The global crisis lender said in its annual report card on the US economy that the country will likely grow only 2.0 percent this year, compared with the previous 2.8 percent estimate, blaming mainly the unexpected contraction in the first quarter.
It said growth is likely to rebound to 3.0 percent next year, but to ensure that, the government should take measures like increasing the minimum wage and embarking on a strong infrastructure-building program.
Moreover, the US Federal Reserve should not expect the economy to get back to full employment before the end of 2017, and that it could afford to hold its key interest rate at the zero level past the middle of next year, when the Fed has signaled it expects to raise the rate.
"The scars of recession are still visible," IMF managing director Christine Lagarde warned.
She cited still-high long-term unemployment, low labor-force participation, and the fact that some 50 million Americans still live in poverty.
"There is no single measure that is going to deal with all those issues," she said.
"The US should invest in its future... The priority is to invest in people and to invest in infrastructure."

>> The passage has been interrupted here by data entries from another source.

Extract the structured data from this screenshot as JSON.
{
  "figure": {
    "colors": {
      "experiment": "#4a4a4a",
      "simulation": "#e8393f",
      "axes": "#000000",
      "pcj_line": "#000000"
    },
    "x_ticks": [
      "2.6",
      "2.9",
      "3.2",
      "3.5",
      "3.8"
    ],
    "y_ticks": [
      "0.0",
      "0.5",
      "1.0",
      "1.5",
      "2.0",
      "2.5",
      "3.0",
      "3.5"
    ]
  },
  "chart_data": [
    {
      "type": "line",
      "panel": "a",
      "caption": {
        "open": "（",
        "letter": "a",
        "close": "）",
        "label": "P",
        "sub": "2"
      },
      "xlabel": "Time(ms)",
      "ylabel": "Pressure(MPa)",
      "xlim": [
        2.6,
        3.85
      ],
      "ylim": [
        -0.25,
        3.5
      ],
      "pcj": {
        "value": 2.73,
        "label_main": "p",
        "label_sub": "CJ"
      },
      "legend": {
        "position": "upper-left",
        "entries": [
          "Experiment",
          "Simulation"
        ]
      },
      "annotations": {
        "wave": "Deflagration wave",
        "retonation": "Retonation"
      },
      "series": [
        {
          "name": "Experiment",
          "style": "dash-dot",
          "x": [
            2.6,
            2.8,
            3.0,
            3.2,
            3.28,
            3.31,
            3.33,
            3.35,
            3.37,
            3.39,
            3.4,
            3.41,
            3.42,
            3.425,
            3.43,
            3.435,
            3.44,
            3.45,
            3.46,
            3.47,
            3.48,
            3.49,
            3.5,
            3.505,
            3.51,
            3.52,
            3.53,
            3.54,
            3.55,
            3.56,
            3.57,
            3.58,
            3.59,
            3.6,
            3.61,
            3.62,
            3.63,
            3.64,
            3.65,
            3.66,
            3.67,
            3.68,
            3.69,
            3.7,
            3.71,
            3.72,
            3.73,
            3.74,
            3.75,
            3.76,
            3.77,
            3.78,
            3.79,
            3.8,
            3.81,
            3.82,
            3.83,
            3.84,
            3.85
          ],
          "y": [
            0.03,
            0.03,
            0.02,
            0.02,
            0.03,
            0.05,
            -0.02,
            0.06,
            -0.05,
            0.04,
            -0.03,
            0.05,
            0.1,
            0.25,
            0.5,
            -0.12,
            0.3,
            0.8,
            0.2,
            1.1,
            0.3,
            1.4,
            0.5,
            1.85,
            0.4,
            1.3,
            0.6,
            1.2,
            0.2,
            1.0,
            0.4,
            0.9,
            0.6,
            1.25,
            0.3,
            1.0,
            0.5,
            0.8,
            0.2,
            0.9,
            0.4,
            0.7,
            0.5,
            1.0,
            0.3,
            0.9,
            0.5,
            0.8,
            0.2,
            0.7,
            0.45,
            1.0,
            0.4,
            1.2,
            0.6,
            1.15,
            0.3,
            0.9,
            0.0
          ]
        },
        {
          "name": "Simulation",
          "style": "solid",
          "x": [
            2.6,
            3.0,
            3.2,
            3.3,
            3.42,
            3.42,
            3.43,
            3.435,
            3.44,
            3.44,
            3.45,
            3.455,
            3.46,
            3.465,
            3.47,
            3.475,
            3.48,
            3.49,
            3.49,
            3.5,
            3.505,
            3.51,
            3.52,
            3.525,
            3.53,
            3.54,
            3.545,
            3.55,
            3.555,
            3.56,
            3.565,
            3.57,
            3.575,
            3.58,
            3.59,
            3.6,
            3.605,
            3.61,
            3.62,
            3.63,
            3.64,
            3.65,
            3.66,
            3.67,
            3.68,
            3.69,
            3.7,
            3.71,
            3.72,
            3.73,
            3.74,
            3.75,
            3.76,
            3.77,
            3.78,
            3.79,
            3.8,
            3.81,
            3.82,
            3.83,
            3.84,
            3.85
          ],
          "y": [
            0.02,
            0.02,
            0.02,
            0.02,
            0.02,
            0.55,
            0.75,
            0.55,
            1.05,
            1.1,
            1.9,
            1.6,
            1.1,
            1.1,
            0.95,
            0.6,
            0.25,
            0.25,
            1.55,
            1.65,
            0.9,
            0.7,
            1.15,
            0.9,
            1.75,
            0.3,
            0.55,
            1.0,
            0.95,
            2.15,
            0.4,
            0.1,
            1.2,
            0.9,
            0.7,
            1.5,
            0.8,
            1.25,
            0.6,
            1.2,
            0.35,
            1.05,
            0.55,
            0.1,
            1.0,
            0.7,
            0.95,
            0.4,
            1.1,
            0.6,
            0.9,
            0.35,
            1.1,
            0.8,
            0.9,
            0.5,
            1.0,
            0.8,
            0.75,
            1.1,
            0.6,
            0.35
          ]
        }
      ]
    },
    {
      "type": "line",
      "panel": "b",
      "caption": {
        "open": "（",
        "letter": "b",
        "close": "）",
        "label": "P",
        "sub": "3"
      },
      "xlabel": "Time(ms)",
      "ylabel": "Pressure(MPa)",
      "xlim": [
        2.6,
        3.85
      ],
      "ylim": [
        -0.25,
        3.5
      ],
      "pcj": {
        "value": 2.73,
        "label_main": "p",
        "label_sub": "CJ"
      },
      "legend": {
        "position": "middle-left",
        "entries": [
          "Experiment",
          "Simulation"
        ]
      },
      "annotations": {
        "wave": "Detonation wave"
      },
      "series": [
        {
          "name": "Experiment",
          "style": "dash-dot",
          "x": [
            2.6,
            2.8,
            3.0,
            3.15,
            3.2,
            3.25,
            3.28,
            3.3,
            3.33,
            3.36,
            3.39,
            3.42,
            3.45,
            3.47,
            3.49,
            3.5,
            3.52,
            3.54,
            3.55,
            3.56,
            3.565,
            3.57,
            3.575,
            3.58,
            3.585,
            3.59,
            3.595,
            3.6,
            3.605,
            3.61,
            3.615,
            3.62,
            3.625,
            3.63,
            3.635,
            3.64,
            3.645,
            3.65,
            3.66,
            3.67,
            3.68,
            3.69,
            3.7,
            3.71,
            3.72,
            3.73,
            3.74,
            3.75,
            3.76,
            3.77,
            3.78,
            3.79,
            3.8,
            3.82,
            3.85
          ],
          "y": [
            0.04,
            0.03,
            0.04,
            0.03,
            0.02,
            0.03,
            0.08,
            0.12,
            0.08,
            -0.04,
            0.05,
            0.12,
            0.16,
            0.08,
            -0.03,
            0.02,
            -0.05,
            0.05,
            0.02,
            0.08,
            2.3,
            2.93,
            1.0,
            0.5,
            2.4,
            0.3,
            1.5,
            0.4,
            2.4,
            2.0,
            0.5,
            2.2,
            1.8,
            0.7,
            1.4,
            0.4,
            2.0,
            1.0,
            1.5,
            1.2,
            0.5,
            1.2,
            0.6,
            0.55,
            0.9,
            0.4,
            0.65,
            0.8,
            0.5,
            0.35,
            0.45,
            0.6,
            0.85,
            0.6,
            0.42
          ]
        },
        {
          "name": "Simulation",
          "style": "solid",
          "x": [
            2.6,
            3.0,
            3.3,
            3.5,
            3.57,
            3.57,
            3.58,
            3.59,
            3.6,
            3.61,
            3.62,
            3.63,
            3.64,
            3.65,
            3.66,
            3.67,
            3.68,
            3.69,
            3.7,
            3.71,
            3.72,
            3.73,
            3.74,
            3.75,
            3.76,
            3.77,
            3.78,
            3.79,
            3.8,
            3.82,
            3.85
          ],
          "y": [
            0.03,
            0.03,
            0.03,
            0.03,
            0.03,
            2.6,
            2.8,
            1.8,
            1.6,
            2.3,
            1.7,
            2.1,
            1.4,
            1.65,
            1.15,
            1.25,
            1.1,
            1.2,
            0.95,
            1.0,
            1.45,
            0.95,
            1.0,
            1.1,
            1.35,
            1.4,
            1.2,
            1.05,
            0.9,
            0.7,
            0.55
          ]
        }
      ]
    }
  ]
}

The IMF report said that the US labor market remains significantly weaker than is implied by the headline 6.3 percent unemployment rate.
It pointed to stagnant wages and the low workforce participation rate, now 62.8 percent compared to more than 66 percent before the 2008 economic crisis.
The IMF said the US government could afford to take short-term measures to strengthen growth and jobs, despite the ongoing large fiscal deficit and huge government debt burden.
But it said that warring political parties need to come up with a medium-term plan for addressing those problems, one that includes revising the tax structure to raise revenues, cutting the growth of health care costs, and fundamentally reforming the government's social security pension program.
"Given the substantial economic slack in the economy, there is a strong case to provide continued policy support," the Fund said.
- Political battle -
It said more government efforts to boost growth short term would allow the Federal Reserve to more comfortably exit its easy-money stance and cut the risks that stance poses to global financial stability.
At the same time, the IMF said that "regrettably," US politicians have been unable to agree on such an approach.
Stepping into a hot domestic political battle, the IMF took the side of the administration of President Barack Obama in advocating a rise in the minimum wage.
It noted that, in real terms, wages have fallen significantly over the past four decades, an issue which economists say locks many Americans in poverty.
The Fund said that nearly 50 million Americans still live in poverty, and that the principal way government policy could help would be to return to stronger growth and job creation.
But it added that increasing the minimum wage from the current federal government standard of $7.25 an hour "would help raise incomes for millions of working poor."
"Any increase of that minimum wage would be helpful from an economic point of view," said Lagarde.